Creativity in Digital Music: an Ethnography of Chipmusic and the Chipscene

Marilou’s research focusses on digital music creativity. Her dissertation focusses on one kind of digital music, chipmusic. Chipmusic, also referred to as chiptune(s), 8-bit, micromusic, and fakebit, is composed on 1980s computer and videogame consoles such as the Commodore 64, Amiga, Atari, and the Nintendo Game Boy. It is also possible to compose chipmusic on any modern computing using soundchip emulating software. The core of chipmusic is 8-bit soundchips and the purpose of chipmusicians is to expand musical creativity by using technologically limited platforms.
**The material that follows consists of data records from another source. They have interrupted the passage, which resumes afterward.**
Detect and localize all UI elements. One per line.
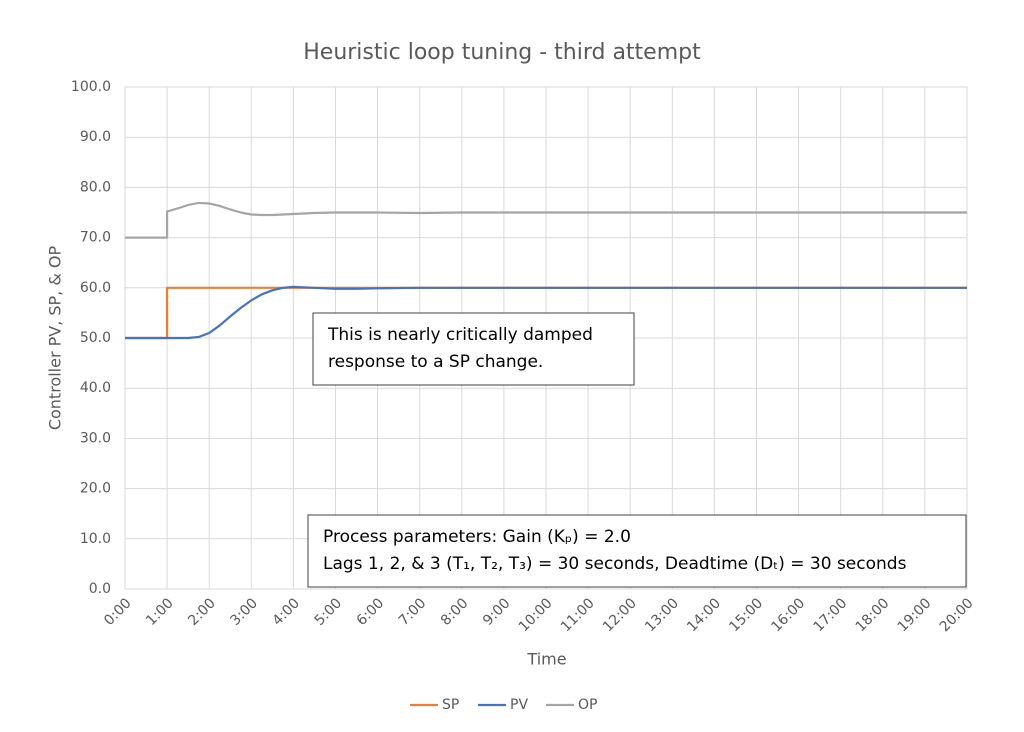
y-tick-label: 80.0	[80, 179, 111, 195]
x-tick-label: 9:00	[480, 595, 514, 629]
y-tick-label: 100.0	[71, 79, 111, 95]
x-tick-label: 6:00	[354, 595, 388, 629]
y-tick-label: 50.0	[80, 330, 111, 346]
series-line	[125, 201, 967, 239]
x-tick-label: 8:00	[438, 595, 472, 629]
x-tick-label: 15:00	[726, 595, 766, 635]
annotation-box	[312, 312, 635, 386]
x-tick-label: 13:00	[642, 595, 682, 635]
legend-label: SP	[442, 697, 459, 713]
x-tick-label: 1:00	[143, 595, 177, 629]
x-tick-label: 2:00	[185, 595, 219, 629]
y-axis-label: Controller PV, SP, & OP	[46, 245, 65, 430]
x-tick-label: 7:00	[396, 595, 430, 629]
annotation-text: Lags 1, 2, & 3 (T₁, T₂, T₃) = 30 seconds…	[323, 554, 907, 574]
x-axis-label: Time	[526, 650, 566, 669]
annotation-text: Process parameters: Gain (Kₚ) = 2.0	[323, 527, 631, 547]
x-tick-label: 20:00	[937, 595, 977, 635]
y-tick-label: 90.0	[80, 129, 111, 145]
y-tick-label: 70.0	[80, 230, 111, 246]
y-tick-label: 60.0	[80, 280, 111, 296]
series-line	[125, 285, 967, 340]
x-tick-label: 0:00	[101, 595, 135, 629]
annotation-box	[307, 514, 967, 588]
x-tick-label: 3:00	[227, 595, 261, 629]
y-tick-label: 0.0	[89, 581, 111, 597]
annotation-text: response to a SP change.	[328, 352, 543, 372]
x-tick-label: 17:00	[811, 595, 851, 635]
x-tick-label: 5:00	[312, 595, 346, 629]
y-tick-label: 20.0	[80, 481, 111, 497]
x-tick-label: 4:00	[270, 595, 304, 629]
legend-label: OP	[578, 697, 597, 713]
x-tick-label: 11:00	[558, 595, 598, 635]
chart-title: Heuristic loop tuning - third attempt	[303, 40, 701, 65]
legend-label: PV	[510, 697, 528, 713]
x-tick-label: 19:00	[895, 595, 935, 635]
y-tick-label: 30.0	[80, 430, 111, 446]
x-tick-label: 10:00	[516, 595, 556, 635]
x-tick-label: 18:00	[853, 595, 893, 635]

The chipscene is a global and online community where gender, age, location, class, ethnicity or other social characteristics are not restricting factors in terms of community membership. Looking at such an arbitrary and diverse group of people and their creative practices offers significant insight into creativity as it is experienced in the digital era. Creative processes, authenticity, and intellectual property are some of the elements of creativity examined in this research project.

Marilou has been generously supported by State Scholarships Foundation in Greece and has conducted online and offline multi-sited ethnographic fieldwork with chipmusicians. She is currently in the process of writing her dissertation. She has served as a student committee member in Royal Musical Association. Her research interests transcend ethnomusicology, internet studies, and anthropology.